Second gear 206 is connected with arm 202 but is free to rotate. Second gear 206 is engaged with first gear 204. Counterclockwise rotation of first gear 204 causes second gear 206 to rotate clockwise. Third gear 208 is also connected with arm 202, is engaged with second gear, and is free to rotate. Needle guide 12 is fixed to third gear 208. When second gear 206 rotates clockwise, third gear 208 rotates counterclockwise, causing needle guide to likewise rotate counterclockwise and to change the angle of the path of insertion 11.
As lever arm 202 is moved from right to left along the face of support 200, needle guide 12 likewise moves from right to left.
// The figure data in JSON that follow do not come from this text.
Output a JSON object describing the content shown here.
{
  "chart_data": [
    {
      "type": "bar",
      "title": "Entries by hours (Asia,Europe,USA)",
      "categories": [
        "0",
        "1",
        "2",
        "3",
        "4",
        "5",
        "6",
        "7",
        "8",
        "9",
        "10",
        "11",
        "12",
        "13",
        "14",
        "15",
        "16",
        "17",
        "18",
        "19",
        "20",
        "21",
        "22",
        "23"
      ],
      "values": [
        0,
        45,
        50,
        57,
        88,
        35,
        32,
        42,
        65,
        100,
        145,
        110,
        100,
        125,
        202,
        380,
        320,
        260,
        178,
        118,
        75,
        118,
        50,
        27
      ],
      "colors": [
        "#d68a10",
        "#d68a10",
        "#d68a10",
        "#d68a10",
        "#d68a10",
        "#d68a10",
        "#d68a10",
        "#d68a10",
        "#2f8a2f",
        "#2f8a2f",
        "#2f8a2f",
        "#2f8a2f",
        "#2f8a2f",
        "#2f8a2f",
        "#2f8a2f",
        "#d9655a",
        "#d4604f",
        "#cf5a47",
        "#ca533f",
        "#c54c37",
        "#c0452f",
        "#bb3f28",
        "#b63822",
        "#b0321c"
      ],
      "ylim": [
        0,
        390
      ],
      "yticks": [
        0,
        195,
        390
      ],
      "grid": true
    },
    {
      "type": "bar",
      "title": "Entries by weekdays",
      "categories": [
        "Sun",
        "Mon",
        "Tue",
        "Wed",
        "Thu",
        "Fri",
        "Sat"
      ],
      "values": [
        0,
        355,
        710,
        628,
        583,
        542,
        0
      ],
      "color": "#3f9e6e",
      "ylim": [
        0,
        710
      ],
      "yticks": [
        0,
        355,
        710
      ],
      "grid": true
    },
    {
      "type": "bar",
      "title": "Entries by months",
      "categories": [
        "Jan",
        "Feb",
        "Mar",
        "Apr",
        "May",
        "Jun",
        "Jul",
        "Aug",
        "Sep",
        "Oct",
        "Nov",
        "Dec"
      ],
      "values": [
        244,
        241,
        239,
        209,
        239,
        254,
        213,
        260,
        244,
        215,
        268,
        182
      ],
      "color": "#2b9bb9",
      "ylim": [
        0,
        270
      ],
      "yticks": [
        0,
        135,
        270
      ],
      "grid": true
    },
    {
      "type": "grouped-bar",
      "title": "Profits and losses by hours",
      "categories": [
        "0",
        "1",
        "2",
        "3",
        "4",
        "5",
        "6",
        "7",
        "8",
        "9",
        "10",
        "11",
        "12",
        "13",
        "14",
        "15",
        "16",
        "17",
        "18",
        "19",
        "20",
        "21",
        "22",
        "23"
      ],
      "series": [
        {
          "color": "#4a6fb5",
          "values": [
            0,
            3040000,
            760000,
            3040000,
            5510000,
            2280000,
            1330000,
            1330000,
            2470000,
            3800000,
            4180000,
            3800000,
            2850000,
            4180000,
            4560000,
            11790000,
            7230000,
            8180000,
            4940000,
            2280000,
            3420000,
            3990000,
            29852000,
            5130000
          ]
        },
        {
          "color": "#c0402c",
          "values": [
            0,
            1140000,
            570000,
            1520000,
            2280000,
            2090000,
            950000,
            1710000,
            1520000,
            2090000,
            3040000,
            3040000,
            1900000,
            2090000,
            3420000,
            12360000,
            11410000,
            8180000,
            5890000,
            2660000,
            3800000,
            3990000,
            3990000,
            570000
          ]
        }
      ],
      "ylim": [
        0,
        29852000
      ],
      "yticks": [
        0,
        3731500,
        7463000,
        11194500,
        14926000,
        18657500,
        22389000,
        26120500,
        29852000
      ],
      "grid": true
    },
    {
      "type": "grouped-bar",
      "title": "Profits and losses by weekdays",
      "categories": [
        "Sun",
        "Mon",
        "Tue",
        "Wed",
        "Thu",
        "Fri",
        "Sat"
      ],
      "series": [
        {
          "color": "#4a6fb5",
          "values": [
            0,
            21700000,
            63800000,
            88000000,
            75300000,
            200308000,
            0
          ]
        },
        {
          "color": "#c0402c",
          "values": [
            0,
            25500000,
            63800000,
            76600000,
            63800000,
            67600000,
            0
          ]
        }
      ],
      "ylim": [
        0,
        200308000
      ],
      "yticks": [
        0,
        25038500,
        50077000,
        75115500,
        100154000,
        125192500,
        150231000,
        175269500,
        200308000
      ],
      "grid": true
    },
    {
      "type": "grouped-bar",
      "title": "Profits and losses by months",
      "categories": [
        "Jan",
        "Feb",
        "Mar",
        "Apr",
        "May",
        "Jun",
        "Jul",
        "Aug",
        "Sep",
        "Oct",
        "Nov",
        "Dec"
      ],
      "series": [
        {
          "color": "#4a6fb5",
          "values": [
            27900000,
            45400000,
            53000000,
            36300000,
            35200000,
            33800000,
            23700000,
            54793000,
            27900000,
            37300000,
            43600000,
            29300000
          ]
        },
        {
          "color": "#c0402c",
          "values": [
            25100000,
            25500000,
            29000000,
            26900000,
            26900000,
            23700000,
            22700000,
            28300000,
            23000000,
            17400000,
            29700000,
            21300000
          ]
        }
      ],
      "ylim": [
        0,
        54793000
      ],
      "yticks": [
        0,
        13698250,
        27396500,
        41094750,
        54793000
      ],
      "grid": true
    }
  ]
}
The ratio of gears 204, 206, 208, 210, and 212 are selected so that, as needle guide 12 translates along the face of support 200, the angle of the path of insertion 11 (defined by bore 12a of needle guide 12) always intersects insertion point 20. By moving lever arm 202 with respect to support 200, the vertical angle of the path of insertion 11 is adjusted, while maintaining a fixed point of insertion 20.
According to some embodiment, instead of, or in addition to manual actuators, one or more electric motors are provided to drive mechanisms on guide assembly 2 to change the orientation of insertion path 11. Such motors may be controlled by wires connected with a controller and power source to energize the motors to move guide body 12 along arch 10 and/or to change the orientation of arch 10 or base 8 to adjust insertion path 11. Alternatively, such motors are provided with a power source, such as a battery, and with a radiofrequency communication device, such as a Bluetooth™ transceiver. Control signals generated by a remote computing device, such as a computer tablet operated by a practitioner, are received by the transceiver and used to control the motors to adjust the trajectory of insertion path 11.
While illustrative embodiments of the disclosure have been described and illustrated above, it should be understood that these are exemplary of the disclosure and are not to be considered as limiting. Additions, deletions, substitutions, and other modifications can be made without departing from the spirit or scope of the disclosure. Accordingly, the disclosure is not to be considered as limited by the foregoing description.